New quarter, new things in life, a room all to myself, and dad's journals from a few years back staring me in the face all come together for the desire for an epiphany.
As I was reading my dad's journal from the time he was experiencing the thoughts about planting a church to the time it actually happened, I thought of something. It took God quite a while to reveal his plan for my dad, and ultimately my family's as well, and that to me makes me feel uneasy. I like my day and weeks for that matter planned out well in advance with me knowing about those plans. God of course has a different idea. It took him a few months to give my dad direction in his life.
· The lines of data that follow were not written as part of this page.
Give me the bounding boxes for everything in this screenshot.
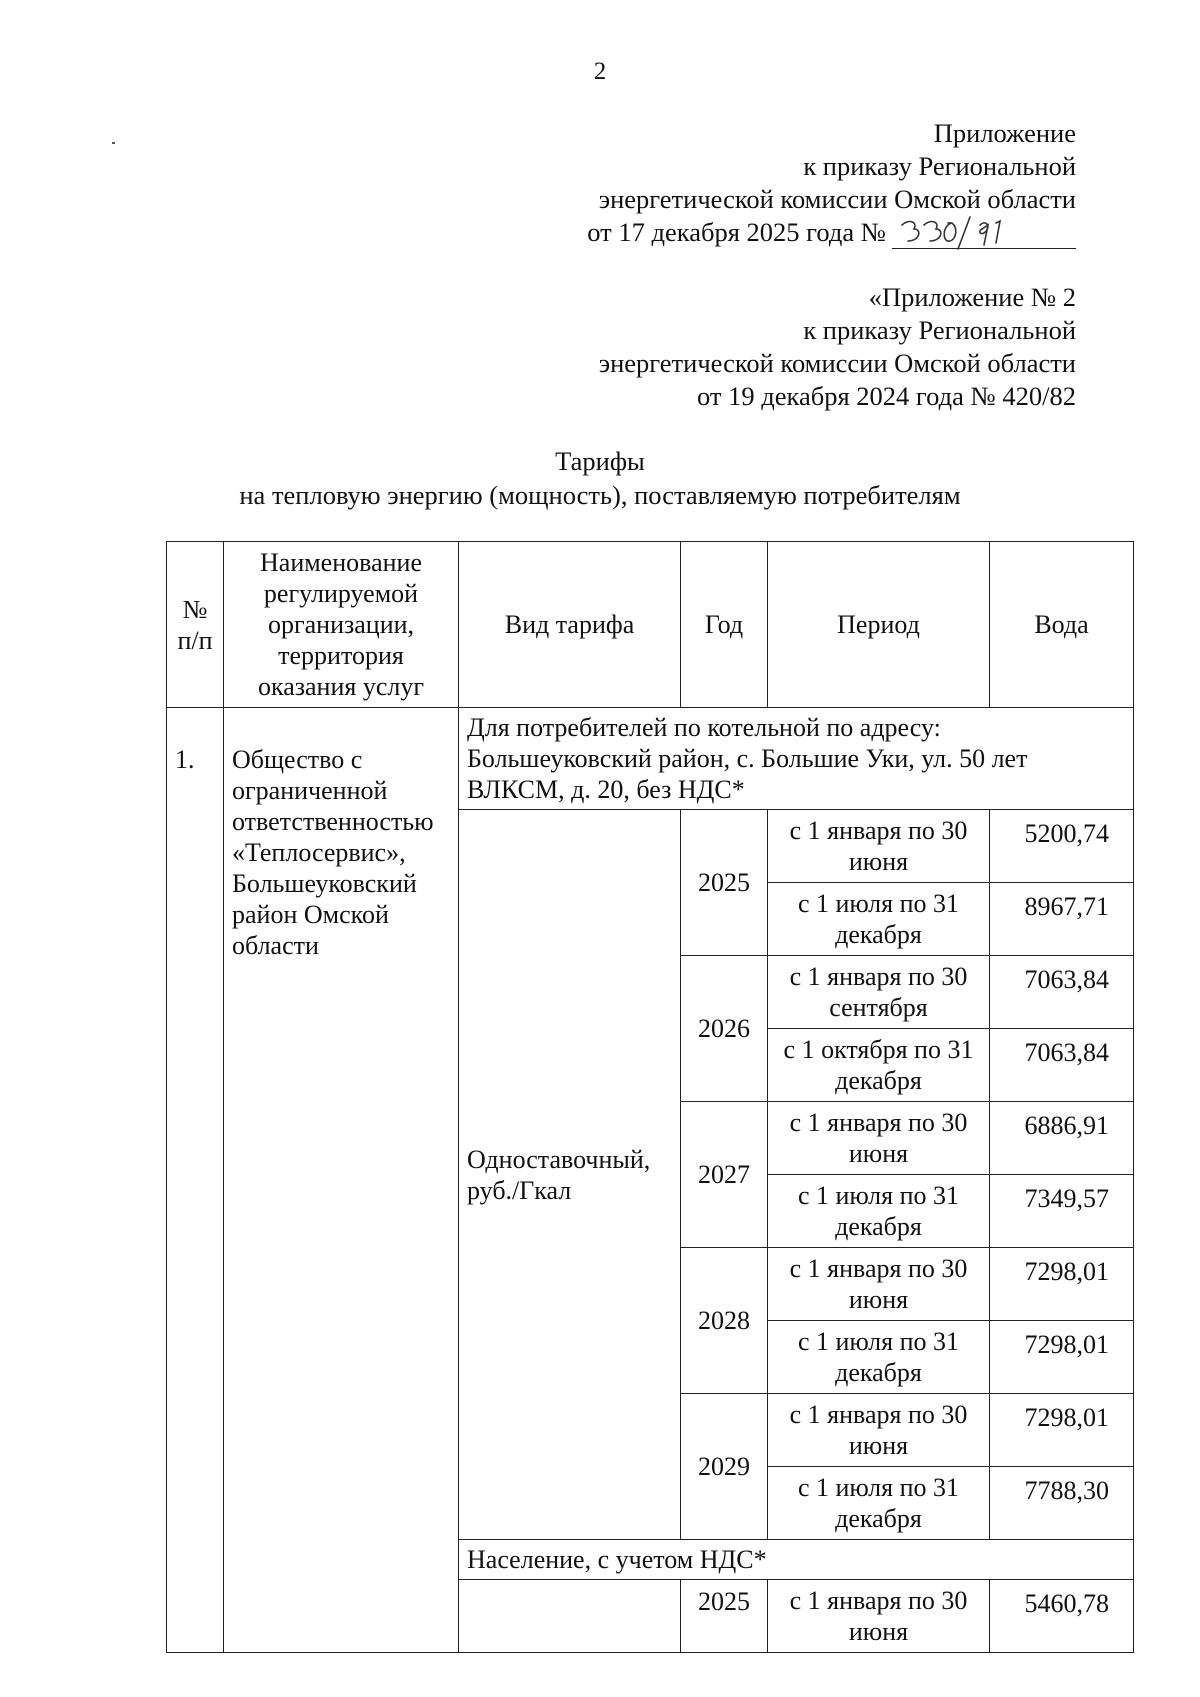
table-header-row (167, 542, 1134, 708)
header-year: Год (681, 542, 768, 708)
appendix-commission: энергетической комиссии Омской области (598, 184, 1076, 214)
water-value: 7298,01 (990, 1248, 1134, 1321)
period-cell: с 1 января по 30 сентября (768, 956, 990, 1029)
appendix-label: Приложение (933, 118, 1076, 148)
year-cell: 2025 (681, 810, 768, 956)
tariff-type-empty (459, 1580, 681, 1653)
appendix-order-ref: к приказу Региональной (803, 315, 1076, 345)
period-cell: с 1 января по 30 июня (768, 810, 990, 883)
period-cell: с 1 июля по 31 декабря (768, 1467, 990, 1540)
water-value: 7788,30 (990, 1467, 1134, 1540)
header-period: Период (768, 542, 990, 708)
entry-number: 1. (167, 708, 224, 1653)
appendix-order-date: от 19 декабря 2024 года № 420/82 (697, 381, 1076, 411)
year-cell: 2028 (681, 1248, 768, 1394)
header-org: Наименование регулируемой организации, территория оказания услуг (224, 542, 459, 708)
water-value: 6886,91 (990, 1102, 1134, 1175)
water-value: 5460,78 (990, 1580, 1134, 1653)
document-title: Тарифы (555, 446, 645, 476)
handwritten-order-number-signature (896, 215, 1016, 251)
header-water: Вода (990, 542, 1134, 708)
appendix-order-ref: к приказу Региональной (803, 151, 1076, 181)
year-cell: 2027 (681, 1102, 768, 1248)
year-cell: 2025 (681, 1580, 768, 1653)
appendix-order-date-text: от 17 декабря 2025 года № (587, 217, 886, 247)
water-value: 7298,01 (990, 1394, 1134, 1467)
water-value: 7349,57 (990, 1175, 1134, 1248)
tariff-table (166, 541, 1134, 1653)
period-cell: с 1 января по 30 июня (768, 1580, 990, 1653)
tariff-type: Одноставочный, руб./Гкал (459, 810, 681, 1540)
period-cell: с 1 января по 30 июня (768, 1102, 990, 1175)
header-tariff-type: Вид тарифа (459, 542, 681, 708)
water-value: 7298,01 (990, 1321, 1134, 1394)
period-cell: с 1 октября по 31 декабря (768, 1029, 990, 1102)
appendix-commission: энергетической комиссии Омской области (598, 348, 1076, 378)
appendix-header-previous (599, 281, 1076, 413)
water-value: 8967,71 (990, 883, 1134, 956)
year-cell: 2029 (681, 1394, 768, 1540)
appendix-header-current (587, 117, 1076, 249)
page-number: 2 (593, 58, 607, 85)
period-cell: с 1 июля по 31 декабря (768, 1175, 990, 1248)
handwritten-order-number (892, 217, 1076, 249)
appendix-label: «Приложение № 2 (868, 282, 1076, 312)
section-heading: Население, с учетом НДС* (459, 1540, 1134, 1580)
period-cell: с 1 июля по 31 декабря (768, 883, 990, 956)
appendix-order-date (587, 216, 1076, 249)
period-cell: с 1 января по 30 июня (768, 1248, 990, 1321)
period-cell: с 1 июля по 31 декабря (768, 1321, 990, 1394)
water-value: 7063,84 (990, 1029, 1134, 1102)
period-cell: с 1 января по 30 июня (768, 1394, 990, 1467)
header-num: № п/п (167, 542, 224, 708)
section-heading: Для потребителей по котельной по адресу: Большеуковский район, с. Большие Уки, ул. 50 лет ВЛКСМ, д. 20, без НДС* (459, 708, 1134, 810)
table-row (167, 708, 1134, 810)
organization-name: Общество с ограниченной ответственностью «Теплосервис», Большеуковский район Омской области (224, 708, 459, 1653)
water-value: 7063,84 (990, 956, 1134, 1029)
scan-speck (112, 142, 115, 144)
water-value: 5200,74 (990, 810, 1134, 883)
document-subtitle: на тепловую энергию (мощность), поставляемую потребителям (239, 480, 961, 510)
year-cell: 2026 (681, 956, 768, 1102)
It takes a lot of trust on our part to put toward God in our lives.
Which also made me think of why I am here. It seems as though lately all I have been doing is taking up space. I have not made an impact in anyone's life since who knows when. Even though I am involved in different things, I seem to be just a speck on the canvas of life instead of a glistening beam. If I were to die tomorrow I do not think many people would know who I was. I still have yet to figure out my purpose.
I do not know why I am here on this earth, why God has brought me to this phase of my life. I want to become more of a leader than a follower. I am willing to figure all of this out on God's time. I do not know when my life will end but I pray by that point I will have made an impact in peoples' lives and that God's love and light will continue to shine through me as I find out my purpose in life.